Every initial distribution π₀ converges to $π^{*}$ if and only if P represents an ergodic unichain. In this case, $π^{*}$ is a limiting distribution.

The Perron-Frobenius Theorem is a collection of results related to the eigenvalues of nonnegative, irreducible matrices. Applied to Markov chains, the results can be summarized as follows. For a finite-state unichain, P has a single eigenvalue λ₁ = 1 (the Perron-Frobenius eigenvalue) with an accompanying nonnegative left eigenvector $π^{*}$ (which can be normalized to a probability vector) and a right eigenvector e = 1_n. The other eigenvalues λ_i satisfy $| λ_{i} | \leq 1$ , i = 2,…,n. If the unichain or the sole recurrent class of the unichain is aperiodic, then the inequality is strict. When there is periodicity of period k, there are k eigenvalues on the unit circle at the k roots of unity.

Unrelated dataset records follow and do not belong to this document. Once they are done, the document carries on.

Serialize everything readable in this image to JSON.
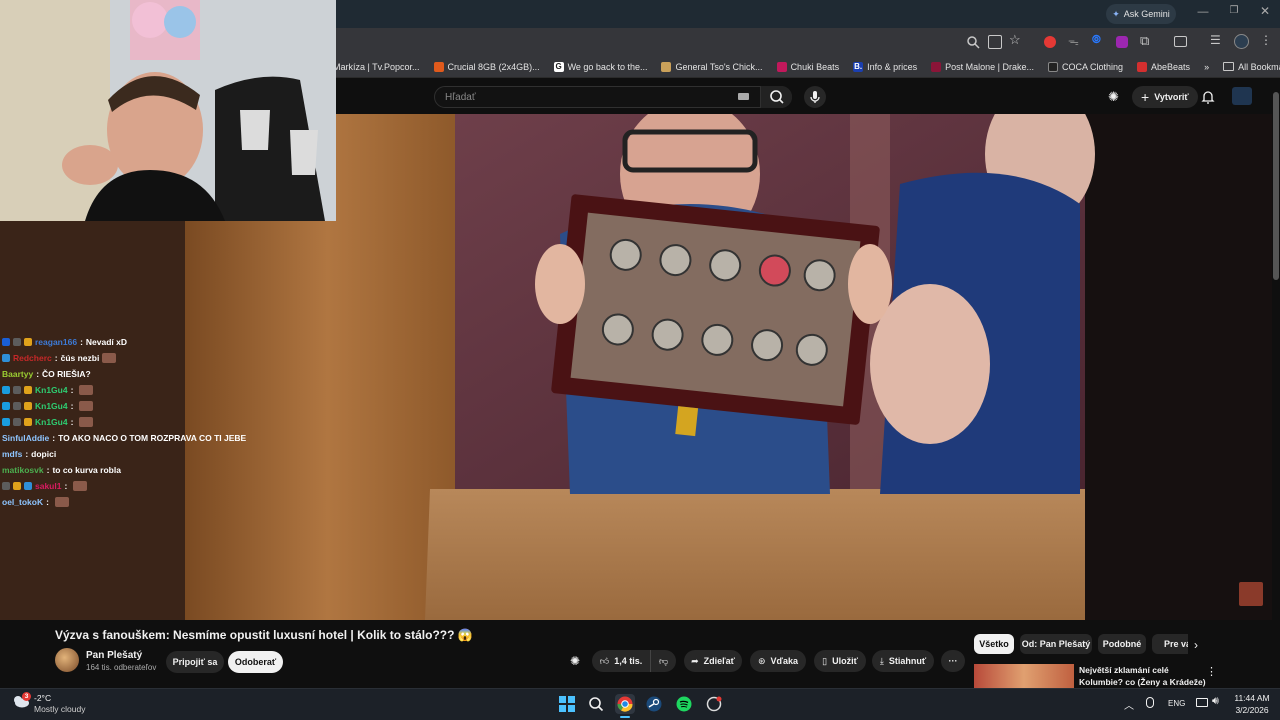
{
  "browser": {
    "ask_gemini": "Ask Gemini",
    "bookmarks": [
      {
        "label": "Markíza | Tv.Popcor...",
        "color": "#3a3a3a"
      },
      {
        "label": "Crucial 8GB (2x4GB)...",
        "color": "#e05a1c"
      },
      {
        "label": "We go back to the...",
        "color": "#2b2b2b"
      },
      {
        "label": "General Tso's Chick...",
        "color": "#caa15a"
      },
      {
        "label": "Chuki Beats",
        "color": "#c2185b"
      },
      {
        "label": "Info & prices",
        "color": "#1b3fb0"
      },
      {
        "label": "Post Malone | Drake...",
        "color": "#8a1538"
      },
      {
        "label": "COCA Clothing",
        "color": "#222222"
      },
      {
        "label": "AbeBeats",
        "color": "#d32f2f"
      }
    ],
    "all_bookmarks": "All Bookmarks",
    "bookmarks_overflow": "»"
  },
  "youtube": {
    "search_placeholder": "Hľadať",
    "create_label": "Vytvoriť"
  },
  "chat": [
    {
      "user": "reagan166",
      "user_color": "#3d7ad6",
      "message": "Nevadí xD",
      "badges": [
        "#1a5fd6",
        "#5c5c5c",
        "#e0a21b"
      ]
    },
    {
      "user": "Redcherc",
      "user_color": "#c62828",
      "message": "čús nezbi",
      "badges": [
        "#2f8fd8"
      ],
      "emote": true
    },
    {
      "user": "Baartyy",
      "user_color": "#9acd32",
      "message": "ČO RIEŠIA?",
      "badges": []
    },
    {
      "user": "Kn1Gu4",
      "user_color": "#2ecc71",
      "message": "",
      "badges": [
        "#1a9de0",
        "#5c5c5c",
        "#e0a21b"
      ],
      "emote": true
    },
    {
      "user": "Kn1Gu4",
      "user_color": "#2ecc71",
      "message": "",
      "badges": [
        "#1a9de0",
        "#5c5c5c",
        "#e0a21b"
      ],
      "emote": true
    },
    {
      "user": "Kn1Gu4",
      "user_color": "#2ecc71",
      "message": "",
      "badges": [
        "#1a9de0",
        "#5c5c5c",
        "#e0a21b"
      ],
      "emote": true
    },
    {
      "user": "SinfulAddie",
      "user_color": "#8ec5ff",
      "message": "TO AKO NACO O TOM ROZPRAVA CO TI JEBE",
      "badges": []
    },
    {
      "user": "mdfs",
      "user_color": "#8ec5ff",
      "message": "dopici",
      "badges": []
    },
    {
      "user": "matikosvk",
      "user_color": "#4caf50",
      "message": "to co kurva robla",
      "badges": []
    },
    {
      "user": "sakul1",
      "user_color": "#d81b60",
      "message": "",
      "badges": [
        "#5c5c5c",
        "#e0a21b",
        "#2f8fd8"
      ],
      "emote": true
    },
    {
      "user": "oel_tokoK",
      "user_color": "#8ec5ff",
      "message": "",
      "badges": [],
      "emote": true
    }
  ],
  "video": {
    "title": "Výzva s fanouškem: Nesmíme opustit luxusní hotel | Kolik to stálo??? 😱",
    "channel_name": "Pan Plešatý",
    "subscribers": "164 tis. odberateľov",
    "join_label": "Pripojiť sa",
    "subscribe_label": "Odoberať",
    "like_count": "1,4 tis.",
    "share_label": "Zdieľať",
    "thanks_label": "Vďaka",
    "save_label": "Uložiť",
    "download_label": "Stiahnuť",
    "more_label": "···"
  },
  "related": {
    "chips": [
      "Všetko",
      "Od: Pan Plešatý",
      "Podobné",
      "Pre vás"
    ],
    "next_title_line1": "Největší zklamání celé",
    "next_title_line2": "Kolumbie? co (Ženy a Krádeže)"
  },
  "taskbar": {
    "temperature": "-2°C",
    "weather": "Mostly cloudy",
    "notification_count": "3",
    "language": "ENG",
    "time": "11:44 AM",
    "date": "3/2/2026"
  }
}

If the unichain is ergodic, then P^m converges asymptotically to $e π^{*}$ as $m \to \infty$ . The error goes to 0 at least as fast as $m^{q} {| λ_{s} |}^{m}$ , where λ_s is the eigenvalue of second largest magnitude and q is the multiplicity of λ_s.

The rate of convergence to $π^{*}$ depends on the second largest eigenvalue modulus (SLEM) $| λ_{SLEM} |$ . The rate can be expressed in terms of the spectral gap, which is $1 - | λ_{SLEM} |$ . Large gaps yield faster convergence. The mixing time is a characteristic time for the deviation from equilibrium, in total variation distance. Because convergence is exponential, a mixing time for the decay by a factor of e¹ is

$T_{mix} = - \frac{1}{\log | λ_{SLEM} |} .$

Given the convergence theorems, mixing times should be viewed in the context of ergodic unichains.

Related theorems in the theory of nonnegative, irreducible matrices give convenient characterizations of the two crucial properties for uniform convergence: reducibility and ergodicity. Suppose Z is the indicator or zero pattern of P, that is, the matrix with ones in place of nonzero entries in P. Then, P is irreducible if and only if all entries of ${(I + Z)}^{n - 1}$ are positive. Wielandt’s theorem [11] states that P is ergodic if and only if all entries of P^m are positive for $m > {(n - 1)}^{2} + 1$ .

The Perron-Frobenius Theorem and related results are nonconstructive for the stationary distribution $π^{*}$ . There are several approaches for computing the unique limiting distribution of an ergodic chain.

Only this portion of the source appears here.